2.2.1 轮船、酒楼:对城市现代文明的批判期刊发表
城市是欲望与梦想集合而成的庞大体,它包含了多重社会权力形式,是集中呈现政治、经济和文化矛盾与对抗的空间。半殖民地时代的中国城市,处于这样一个不断扩张的繁华中心,则呈现出深刻传统与现代、中国与西方之间的并置和拼贴下的矛盾性。

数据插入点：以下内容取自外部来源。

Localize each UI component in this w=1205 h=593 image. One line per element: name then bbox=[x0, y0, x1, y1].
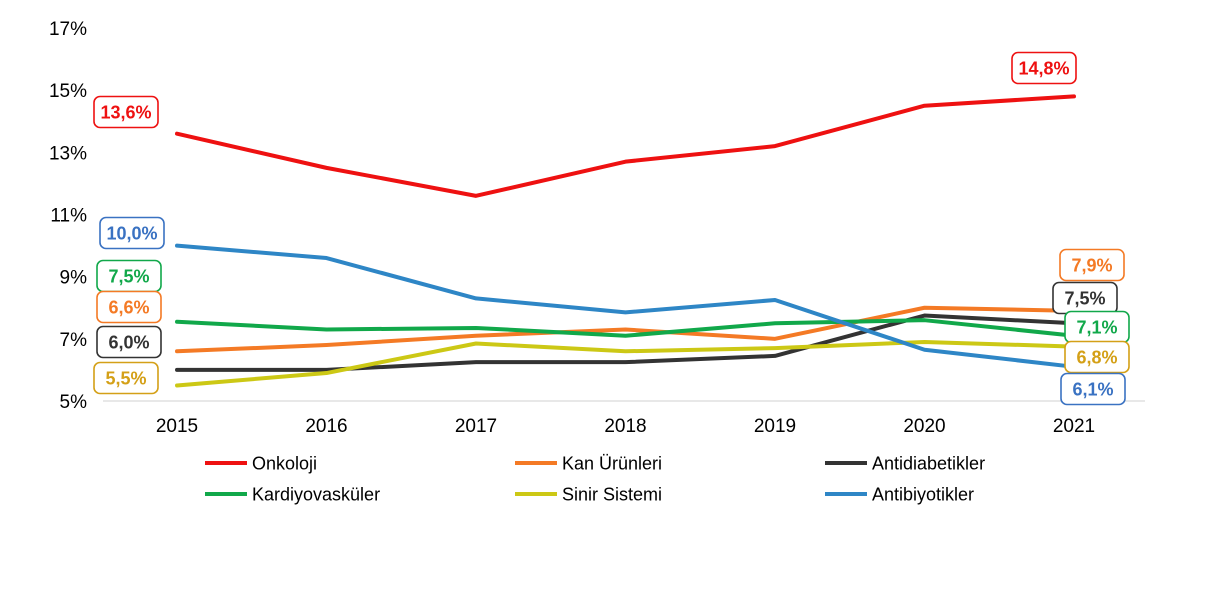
data-label-box bbox=[96, 290, 162, 324]
x-tick-label: 2016 bbox=[305, 416, 347, 437]
data-label-box bbox=[1011, 51, 1077, 85]
y-tick-label: 13% bbox=[49, 143, 87, 164]
data-label-box bbox=[99, 216, 165, 250]
legend-item-kardiyovaskuler: Kardiyovasküler bbox=[205, 485, 380, 505]
data-label-sinir-sistemi-2021: 6,8% bbox=[1064, 340, 1130, 374]
legend-label: Kardiyovasküler bbox=[252, 485, 380, 505]
data-label-onkoloji-2015: 13,6% bbox=[93, 95, 159, 129]
data-label-text: 7,1% bbox=[1076, 318, 1117, 338]
x-tick-label: 2015 bbox=[156, 416, 198, 437]
data-label-text: 6,8% bbox=[1076, 348, 1117, 368]
data-label-text: 7,9% bbox=[1071, 256, 1112, 276]
data-labels: 13,6% 14,8% 10,0% 7,5% 6,6% 6,0% 5,5% 7,9% 7,5% 7… bbox=[93, 51, 1130, 406]
legend-label: Kan Ürünleri bbox=[562, 454, 662, 474]
y-axis: 5% 7% 9% 11% 13% 15% 17% bbox=[49, 19, 87, 413]
data-label-box bbox=[1059, 248, 1125, 282]
data-label-antidiabetikler-2015: 6,0% bbox=[96, 325, 162, 359]
legend-label: Sinir Sistemi bbox=[562, 485, 662, 505]
legend-label: Antibiyotikler bbox=[872, 485, 974, 505]
data-label-antibiyotikler-2015: 10,0% bbox=[99, 216, 165, 250]
legend-label: Onkoloji bbox=[252, 454, 317, 474]
data-label-box bbox=[1060, 372, 1126, 406]
data-label-text: 6,1% bbox=[1072, 380, 1113, 400]
series-line-kardiyovaskuler bbox=[175, 318, 1076, 338]
data-label-antidiabetikler-2021: 7,5% bbox=[1052, 281, 1118, 315]
x-tick-label: 2018 bbox=[604, 416, 646, 437]
legend-label: Antidiabetikler bbox=[872, 454, 985, 474]
series-line-onkoloji bbox=[175, 94, 1076, 198]
series-line-antidiabetikler bbox=[175, 313, 1076, 372]
x-tick-label: 2019 bbox=[754, 416, 796, 437]
data-label-onkoloji-2021: 14,8% bbox=[1011, 51, 1077, 85]
series-line-sinir-sistemi bbox=[175, 339, 1076, 388]
series-line-antibiyotikler bbox=[175, 243, 1076, 369]
y-tick-label: 15% bbox=[49, 81, 87, 102]
data-label-kardiyovaskuler-2015: 7,5% bbox=[96, 259, 162, 293]
data-label-text: 6,6% bbox=[108, 298, 149, 318]
data-label-kan-urunleri-2021: 7,9% bbox=[1059, 248, 1125, 282]
legend-item-antidiabetikler: Antidiabetikler bbox=[825, 454, 985, 474]
legend-item-sinir-sistemi: Sinir Sistemi bbox=[515, 485, 662, 505]
series-lines bbox=[175, 94, 1076, 388]
x-tick-label: 2017 bbox=[455, 416, 497, 437]
data-label-text: 14,8% bbox=[1018, 59, 1069, 79]
legend-item-antibiyotikler: Antibiyotikler bbox=[825, 485, 974, 505]
y-tick-label: 11% bbox=[50, 206, 87, 227]
y-tick-label: 5% bbox=[60, 392, 88, 413]
series-line-kan-urunleri bbox=[175, 305, 1076, 354]
data-label-antibiyotikler-2021: 6,1% bbox=[1060, 372, 1126, 406]
data-label-text: 7,5% bbox=[1064, 289, 1105, 309]
data-label-box bbox=[96, 325, 162, 359]
data-label-text: 13,6% bbox=[100, 103, 151, 123]
data-label-text: 5,5% bbox=[105, 369, 146, 389]
y-tick-label: 7% bbox=[60, 330, 88, 351]
data-label-kardiyovaskuler-2021: 7,1% bbox=[1064, 310, 1130, 344]
data-label-box bbox=[93, 361, 159, 395]
legend-item-onkoloji: Onkoloji bbox=[205, 454, 317, 474]
data-label-text: 10,0% bbox=[106, 224, 157, 244]
legend-item-kan-urunleri: Kan Ürünleri bbox=[515, 454, 662, 474]
legend: Onkoloji Kan Ürünleri Antidiabetikler Kardi… bbox=[205, 454, 985, 505]
data-label-text: 7,5% bbox=[108, 267, 149, 287]
data-label-box bbox=[93, 95, 159, 129]
data-label-text: 6,0% bbox=[108, 333, 149, 353]
x-axis: 2015 2016 2017 2018 2019 2020 2021 bbox=[103, 400, 1145, 437]
x-tick-label: 2021 bbox=[1053, 416, 1095, 437]
x-tick-label: 2020 bbox=[903, 416, 945, 437]
y-tick-label: 9% bbox=[60, 268, 88, 289]
y-tick-label: 17% bbox=[49, 19, 87, 40]
data-label-box bbox=[1064, 340, 1130, 374]
data-label-kan-urunleri-2015: 6,6% bbox=[96, 290, 162, 324]
data-label-sinir-sistemi-2015: 5,5% bbox=[93, 361, 159, 395]
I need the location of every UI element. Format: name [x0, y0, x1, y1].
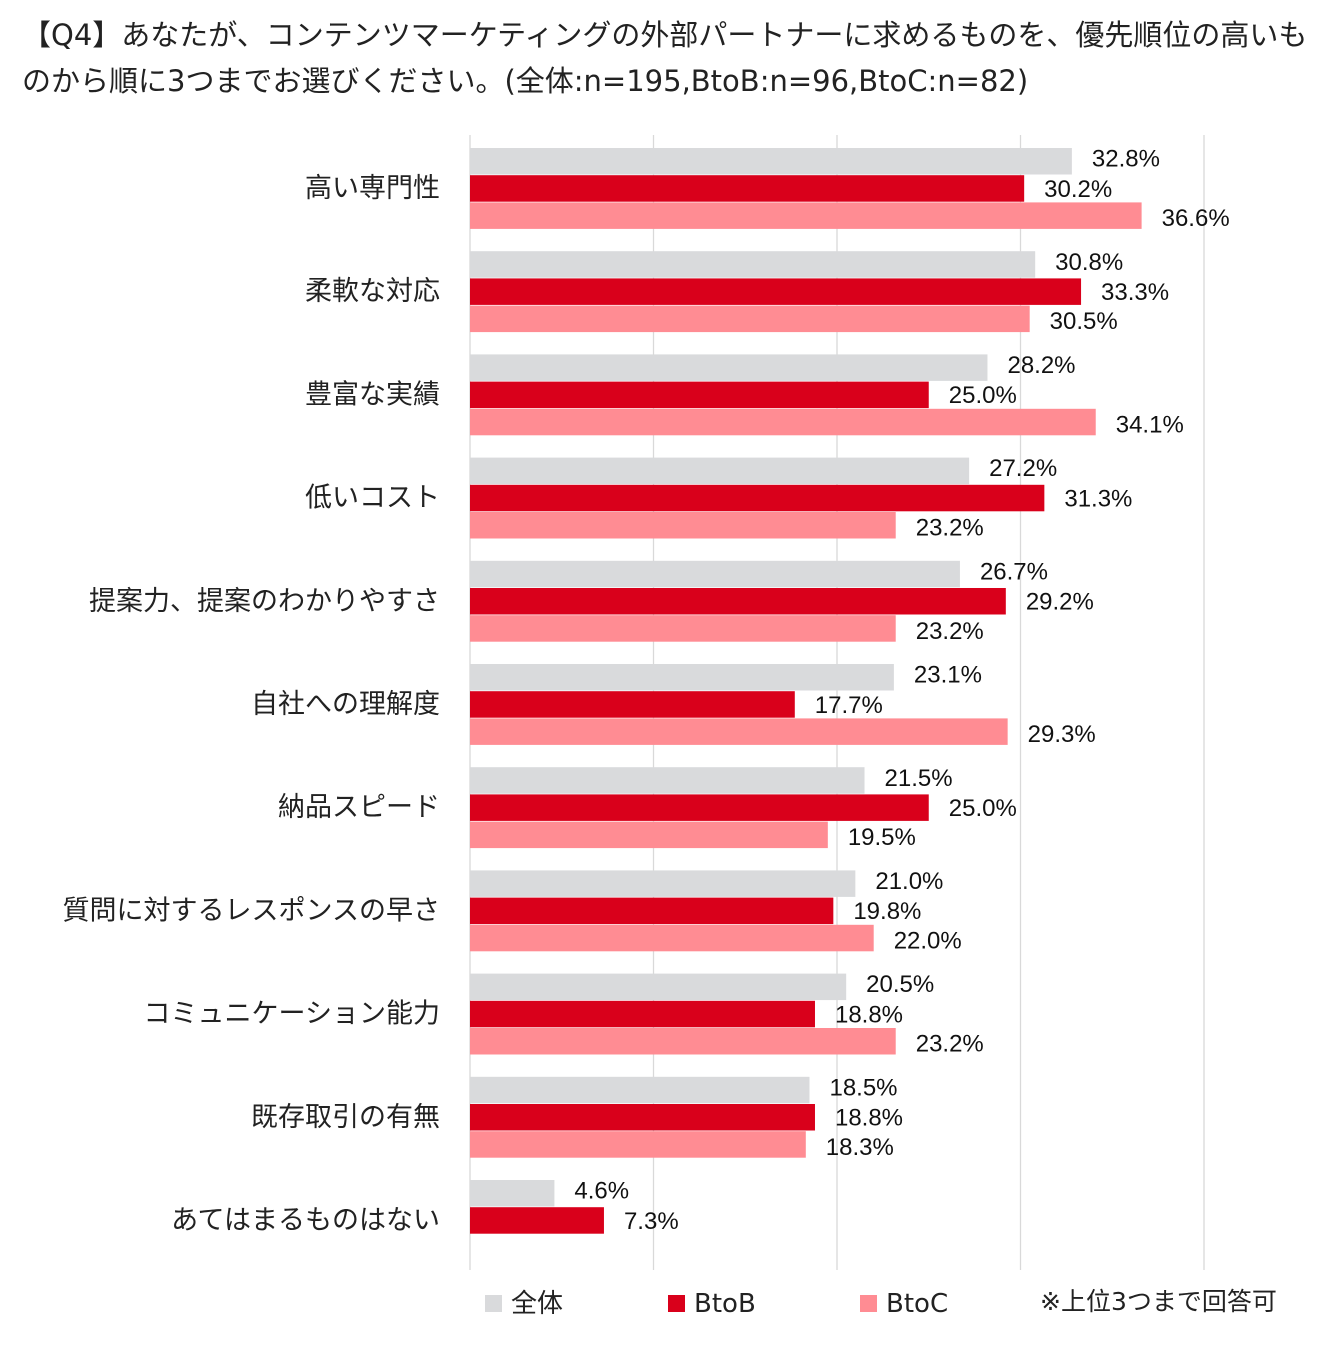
data-label: 19.8% [853, 898, 921, 925]
bar-全体-4 [470, 560, 960, 588]
bar-全体-9 [470, 1076, 810, 1104]
bar-BtoC-1 [470, 305, 1030, 333]
category-label: 柔軟な対応 [305, 276, 440, 307]
bar-全体-7 [470, 870, 856, 897]
bar-BtoB-9 [470, 1104, 815, 1131]
category-label: 納品スピード [278, 792, 440, 823]
bars [470, 148, 1142, 1234]
bar-BtoB-7 [470, 897, 834, 925]
data-label: 31.3% [1064, 485, 1132, 512]
category-label: 自社への理解度 [251, 689, 440, 720]
legend-swatch-全体 [485, 1295, 502, 1312]
data-label: 17.7% [815, 692, 883, 719]
bar-BtoC-6 [470, 821, 828, 849]
bar-BtoC-5 [470, 718, 1008, 745]
data-label: 32.8% [1092, 146, 1160, 173]
data-label: 7.3% [624, 1208, 679, 1235]
legend-swatch-BtoB [668, 1295, 685, 1312]
bar-BtoB-3 [470, 484, 1045, 512]
category-labels: 高い専門性柔軟な対応豊富な実績低いコスト提案力、提案のわかりやすさ自社への理解度… [63, 173, 440, 1236]
legend-label: BtoB [694, 1289, 756, 1319]
category-label: 低いコスト [305, 483, 440, 514]
legend-swatch-BtoC [860, 1295, 877, 1312]
bar-全体-1 [470, 251, 1036, 278]
bar-BtoC-9 [470, 1131, 806, 1158]
legend: 全体 BtoB BtoC [485, 1289, 948, 1319]
bar-全体-0 [470, 148, 1072, 175]
data-label: 25.0% [949, 795, 1017, 822]
data-label: 30.5% [1050, 308, 1118, 335]
category-label: 豊富な実績 [305, 379, 440, 410]
bar-BtoB-5 [470, 691, 795, 718]
data-label: 28.2% [1007, 352, 1075, 379]
data-label: 18.5% [829, 1074, 897, 1101]
data-label: 30.2% [1044, 176, 1112, 203]
legend-label: 全体 [511, 1289, 563, 1319]
data-label: 18.3% [826, 1134, 894, 1161]
bar-BtoB-4 [470, 588, 1006, 615]
category-label: 質問に対するレスポンスの早さ [63, 895, 440, 926]
bar-BtoB-8 [470, 1000, 815, 1028]
legend-label: BtoC [886, 1289, 948, 1319]
data-label: 23.1% [914, 662, 982, 689]
data-label: 4.6% [574, 1178, 629, 1205]
bar-BtoB-2 [470, 381, 929, 409]
bar-全体-2 [470, 354, 988, 381]
bar-全体-5 [470, 664, 894, 691]
data-label: 18.8% [835, 1105, 903, 1132]
data-label: 18.8% [835, 1001, 903, 1028]
data-label: 21.0% [875, 868, 943, 895]
bar-BtoC-3 [470, 512, 896, 539]
data-label: 23.2% [916, 515, 984, 542]
data-labels: 32.8% 30.2% 36.6% 30.8% 33.3%30.5% 28.2% 25.0%… [574, 146, 1229, 1235]
bar-全体-10 [470, 1180, 555, 1207]
chart-title: 【Q4】あなたが、コンテンツマーケティングの外部パートナーに求めるものを、優先順… [22, 18, 1308, 98]
data-label: 20.5% [866, 971, 934, 998]
category-label: コミュニケーション能力 [144, 999, 440, 1030]
data-label: 21.5% [885, 765, 953, 792]
data-label: 23.2% [916, 618, 984, 645]
data-label: 22.0% [894, 927, 962, 954]
data-label: 27.2% [989, 455, 1057, 482]
data-label: 23.2% [916, 1031, 984, 1058]
bar-BtoB-10 [470, 1207, 604, 1234]
data-label: 26.7% [980, 558, 1048, 585]
bar-全体-8 [470, 973, 847, 1001]
data-label: 36.6% [1162, 205, 1230, 232]
bar-BtoB-0 [470, 175, 1025, 202]
data-label: 30.8% [1055, 249, 1123, 276]
data-label: 34.1% [1116, 411, 1184, 438]
data-label: 29.3% [1028, 721, 1096, 748]
category-label: 高い専門性 [305, 173, 440, 204]
category-label: あてはまるものはない [171, 1205, 440, 1236]
bar-BtoB-6 [470, 794, 929, 821]
bar-BtoC-0 [470, 202, 1142, 229]
data-label: 25.0% [949, 382, 1017, 409]
bar-BtoB-1 [470, 278, 1082, 305]
bar-全体-3 [470, 457, 970, 485]
bar-全体-6 [470, 767, 865, 794]
data-label: 19.5% [848, 824, 916, 851]
data-label: 33.3% [1101, 279, 1169, 306]
category-label: 提案力、提案のわかりやすさ [89, 586, 440, 617]
footnote: ※上位3つまで回答可 [1040, 1287, 1277, 1316]
category-label: 既存取引の有無 [251, 1102, 440, 1133]
data-label: 29.2% [1026, 589, 1094, 616]
bar-BtoC-7 [470, 924, 874, 952]
bar-BtoC-2 [470, 408, 1096, 436]
bar-BtoC-8 [470, 1028, 896, 1055]
bar-BtoC-4 [470, 615, 896, 642]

1933 年,巴金乘坐轮船来到香港,此时的香港在英政府遮护伞下,完全没有战火的气息,它和平、安静并且现代化,对于从战火纷飞的上海风尘仆仆而来的巴金,两种截然不同的城市氛围,巴金的心情无疑是凝重的,一方面他既陶醉于这个城市的安宁之中,另一方面又对这种安宁无比怀疑、抗拒,正是在这种矛盾的情绪夹击下他写下了《香港之夜》。从一开始,就可以读到文本中作者与城市的氛围显然是违和的,热闹的街市、花园、学校、树木、海水等,由这一系列的短暂相逢的各种画面所组织的城市空间对巴金而言无疑是一种猎奇的体验,它们作为城市的一角,带给作者新奇感的同时更重要的是陌生,加之语言上的不通,这种陌生以致于他与这个城市的互动中,完全是一种被动的姿态:被小孩擦皮鞋、跟着朋友乘坐电车。当巴金来到香港的夜时,相对于白天的碎片化的体验,“灯”似乎构成了城市的全部:山上、街上、建筑物上、电车汽车上都布满了灯,作者的视觉乃至听觉完全是由灯来指引,也就是说,灯是作者展示香港之夜最关键的存在,也是香港此时状态的外在表现,与战火中的其他空间形成强烈的对比。因此,被包围在这个彻夜不息的灯光秀中,他看到香港的灯火辉煌的同时,更重要的是体验到一种“失真感”、“梦幻感”,文本的最后作者也直言,当再次返回空间,突然涌入的空气使一个虚空顷刻消失之时,他才找回真实的自己和世界。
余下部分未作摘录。